Due to historical reasons, there were many sub-domains defined in the Policy field, such as learn, collect, eval, other, and so on. However, in the latest version of DI-engine (>=0.4.7), the mandatory dependency on these definitions has been removed. Now, using or not using these structures is optional, as long as the configuration fields are corresponded with the corresponding effective code segments in the policy.

Other Tools

DI-engine also provides some related tools for configuration file storage and formatting. For specific information, please refer to the code ding/config .

Analysis of Configuration File Examples

Here’s a specific configuration example in DI-engine, which is used to train a DQN agent in the CartPole environment (the example used in the quick start document). The specific configuration content and related field explanations are as follows:

from easydict import EasyDict


cartpole_dqn_config = dict(
    exp_name='cartpole_dqn_seed0',
    env=dict(
        collector_env_num=8,
        evaluator_env_num=5,
        n_evaluator_episode=5,
        stop_value=195,
    ),
    policy=dict(
        cuda=False,
        model=dict(
            obs_shape=4,
            action_shape=2,
        ),
        nstep=1,
        discount_factor=0.97,
        learn=dict(
            update_per_collect=5,
            batch_size=64,
            learning_rate=0.001,
        ),
        collect=dict(n_sample=8),
    ),
)
cartpole_dqn_config = EasyDict(cartpole_dqn_config)
main_config = cartpole_dqn_config
cartpole_dqn_create_config = dict(
    env=dict(
        type='cartpole',
        import_names=['dizoo.classic_control.cartpole.envs.cartpole_env'],
    ),
    env_manager=dict(type='base'),
    policy=dict(type='dqn'),
)
cartpole_dqn_create_config = EasyDict(cartpole_dqn_create_config)
create_config = cartpole_dqn_create_config

if __name__ == "__main__":
    # or you can enter `ding -m serial -c cartpole_dqn_config.py -s 0`
    from ding.entry import serial_pipeline
    serial_pipeline((main_config, create_config), seed=0)

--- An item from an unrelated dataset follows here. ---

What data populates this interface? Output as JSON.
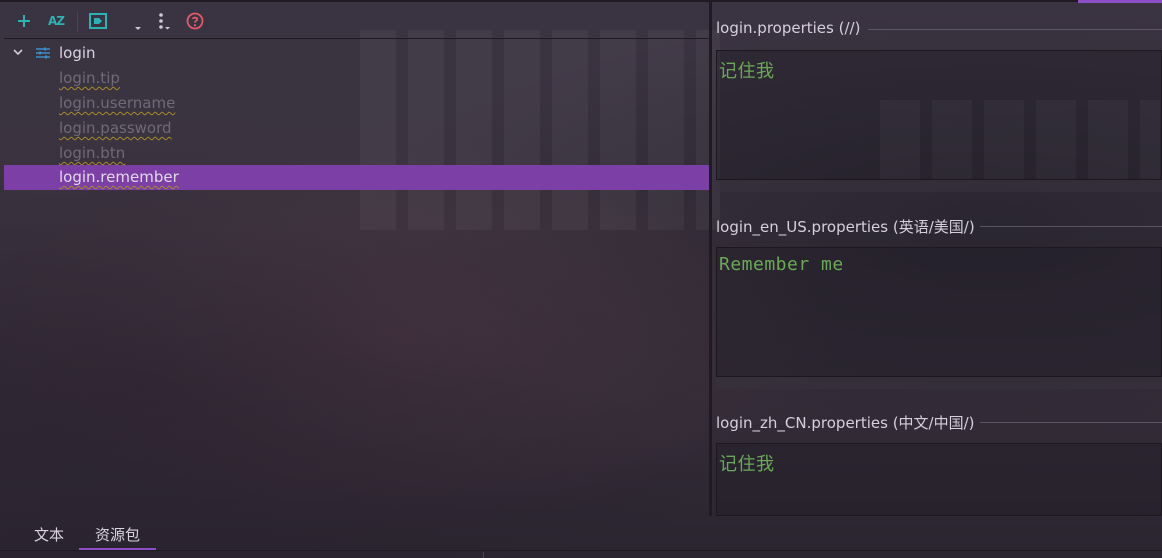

The entire configuration file can be divided into two parts, main_config and create_config . The main configuration (main_config) contains three parts: experiment name (exp_name), environment (env), and policy (policy), which respectively specify the most relevant and frequently modified configuration fields for the current task.

The creation configuration specifies the types of environment, environment manager, and policy, so that the quick training entry serial_pipeline below can directly run this configuration file. If you are using the task/middleware method to customize the training entry, you can directly load this configuration file.